Just an observation: the native apps that are better are built on massive, proprietary frameworks developed by platform owners. In some ways, most of the web frameworks are trying to be the One True Web Platform Framework that similarly makes it possible for developers to make better web apps the way that say, AppKit or UIKit makes that possible on Apple's platforms.
So I'm left wondering, did the frameworks fail or did the web developer community fail?
Until or unless something equivalent to those platform frameworks becomes part of the browser, the situation won’t change significantly. The fact is that the current interface between web app and browser, that is, HTML, CSS, and JavaScript (and WASM), is highly inadequate for productivity applications.
I think “highly inadequate” is a big exaggeration. As an example, many people are fairly productive on slack. (Arguably more productive than email.) Native slack is nearly equivalent to web. Another example is google sheets or google docs.
I do agree native had some big benefits. Probably the biggest hindrance to web is that you’re basically downloading the binary from the server and then executing it in line. That leads to a ton of performance optimizations (like optimizing bundle size or async loading things) which make things fairly complicated (webpack) and can also lead to UX compromises. None of which is a problem for native apps.
That's 100% fair, but I don't think that's really the argument of GP. The argument is that the interface is inadequate, not that the result itself is.
With enough force you can definitely fit a square object in a round hole. Not saying I totally agree. IMO it heavily depends. I've seen my share of native monstrosities (seen lots of XAML/WPF apps with zero accessibility and very slow, although WPF is lovely from a dev perspective), and "productivity" covers a lot of ground.

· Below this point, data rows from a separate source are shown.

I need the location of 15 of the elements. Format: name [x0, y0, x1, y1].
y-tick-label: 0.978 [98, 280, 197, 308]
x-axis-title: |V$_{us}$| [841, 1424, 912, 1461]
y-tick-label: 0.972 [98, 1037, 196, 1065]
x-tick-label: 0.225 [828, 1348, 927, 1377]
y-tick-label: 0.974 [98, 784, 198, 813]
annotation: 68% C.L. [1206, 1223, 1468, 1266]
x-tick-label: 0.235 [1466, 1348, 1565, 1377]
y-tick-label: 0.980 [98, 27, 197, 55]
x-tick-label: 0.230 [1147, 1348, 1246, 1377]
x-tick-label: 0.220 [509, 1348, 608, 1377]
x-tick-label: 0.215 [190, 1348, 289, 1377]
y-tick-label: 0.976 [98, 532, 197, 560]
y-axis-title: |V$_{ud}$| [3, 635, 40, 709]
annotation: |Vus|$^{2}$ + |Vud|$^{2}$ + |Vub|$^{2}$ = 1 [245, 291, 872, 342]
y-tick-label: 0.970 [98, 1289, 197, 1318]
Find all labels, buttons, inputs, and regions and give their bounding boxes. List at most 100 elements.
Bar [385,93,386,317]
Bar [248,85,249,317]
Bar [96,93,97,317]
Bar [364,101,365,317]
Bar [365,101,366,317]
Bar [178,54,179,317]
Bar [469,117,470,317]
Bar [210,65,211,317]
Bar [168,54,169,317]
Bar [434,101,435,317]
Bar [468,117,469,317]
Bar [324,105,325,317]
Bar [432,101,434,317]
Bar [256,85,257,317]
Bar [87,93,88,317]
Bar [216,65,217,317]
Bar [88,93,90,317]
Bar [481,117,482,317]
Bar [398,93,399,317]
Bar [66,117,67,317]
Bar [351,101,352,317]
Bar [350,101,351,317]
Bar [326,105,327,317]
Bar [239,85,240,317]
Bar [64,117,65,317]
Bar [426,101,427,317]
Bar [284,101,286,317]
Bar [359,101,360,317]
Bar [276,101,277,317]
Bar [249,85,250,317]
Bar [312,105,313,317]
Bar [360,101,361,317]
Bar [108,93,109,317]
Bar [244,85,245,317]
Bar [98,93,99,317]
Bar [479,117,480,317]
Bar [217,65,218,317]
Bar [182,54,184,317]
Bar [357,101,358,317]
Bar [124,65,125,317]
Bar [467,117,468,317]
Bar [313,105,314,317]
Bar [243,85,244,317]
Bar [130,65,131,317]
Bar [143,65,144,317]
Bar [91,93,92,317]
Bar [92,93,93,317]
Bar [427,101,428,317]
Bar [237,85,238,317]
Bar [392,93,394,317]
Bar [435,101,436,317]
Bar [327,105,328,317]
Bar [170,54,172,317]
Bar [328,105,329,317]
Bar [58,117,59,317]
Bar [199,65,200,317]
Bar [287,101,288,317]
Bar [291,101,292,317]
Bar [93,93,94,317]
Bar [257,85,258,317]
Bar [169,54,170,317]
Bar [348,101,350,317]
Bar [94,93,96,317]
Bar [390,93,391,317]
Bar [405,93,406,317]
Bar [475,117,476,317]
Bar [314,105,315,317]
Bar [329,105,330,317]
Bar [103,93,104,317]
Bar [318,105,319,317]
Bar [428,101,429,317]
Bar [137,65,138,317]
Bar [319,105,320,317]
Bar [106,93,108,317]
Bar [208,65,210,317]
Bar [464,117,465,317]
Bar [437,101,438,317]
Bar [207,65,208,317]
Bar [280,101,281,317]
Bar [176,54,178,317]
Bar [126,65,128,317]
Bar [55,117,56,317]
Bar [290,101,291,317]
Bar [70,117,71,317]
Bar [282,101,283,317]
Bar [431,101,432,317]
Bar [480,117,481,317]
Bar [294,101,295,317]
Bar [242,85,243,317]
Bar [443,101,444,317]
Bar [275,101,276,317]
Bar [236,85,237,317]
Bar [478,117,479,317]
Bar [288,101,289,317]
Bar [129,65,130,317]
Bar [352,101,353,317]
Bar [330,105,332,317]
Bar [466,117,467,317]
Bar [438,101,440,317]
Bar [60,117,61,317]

The new breed of try-hard build-big "final"-framework would-be's plays against what the web is, trades incrementalism stengths for probably-not-all-that totalization. trying to decide & pick the one true platform, giving up the more malleable low level platform is the problem, is what the closed-world expectations have ruined the web's great prospects with.
So I'm left wondering, did the frameworks fail or did the web developer community fail?